The use of color as the only indicator is a massive problem on the web. Think about all the sites you’ve been to that clearly place a premium on design. Their look is tweaked at every detail. Throughout the content, you may notice something: Nothing is underlined. That’s because the design called for links to be in a different color than the text. That’s how they stand out. It’s incredibly common, and it’s incredibly inaccessible.
The underline exists for a reason, but designers hate it because it’s ugly. There are ways to make the underline look better and be more accessible. One method is to use gradients for the underline. Another is to use borders. However you restyle it, make sure the underline stays.
Another key aspect of distinguishability is color contrast. At minimum, the contrast ratio of your content’s color to its background color should be 4.5. This ratio goes down slightly to 3.0 for larger text. To calculate your contrast ratio, use one of the many contrast calculators available online. The issue of color contrast is one that often results in issues with your site’s design team. Brand colors tend to rule the day in these discussions, which is why accessibility needs to be taken into account when the brand colors are being decided. Fortunately, there’s also the standard fallback: black text on a white background.

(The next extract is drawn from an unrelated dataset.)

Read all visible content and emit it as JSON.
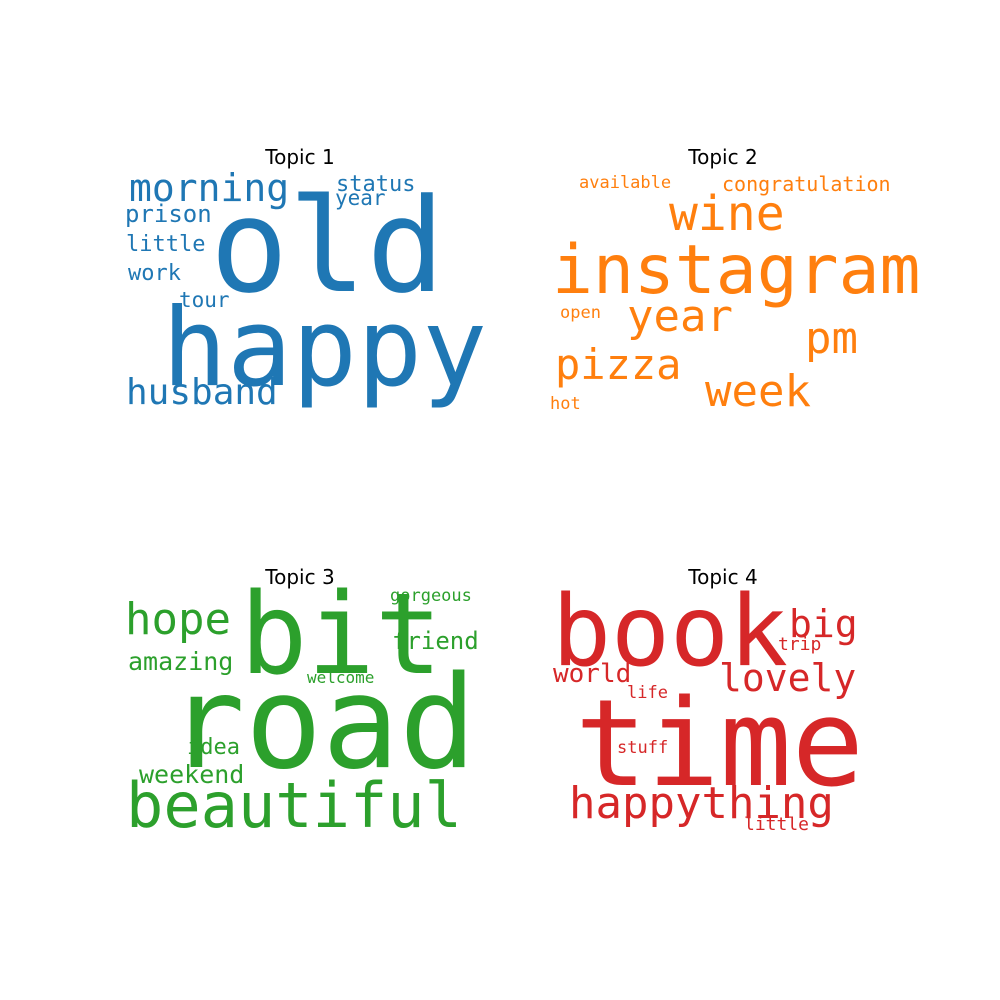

Other lesser known aspects of distinguishability include background audio and video autoplay, as well as font resizing. Font resizing is another significant accessibility issue that is often overlooked. You should never use pixel values for your font sizes. This prevents users from resizing text using their browser settings. Instead, use relative units like ems or rems. You can keep your pixel values as a fallback for older browsers, but it’s important to be forward-thinking when it comes to accessibility.
Perceivability comes first in the principles of accessibility for a reason. Many of its standards are vital aspects of an accessible website. If a user can’t perceive a site, they can’t interact with it. Throughout this series of overview articles, I’ll discuss the other principles, but never forget this first point. You must provide all users with a way to perceive your website and content. If you don’t, you’ll lose customers and clients, often for good.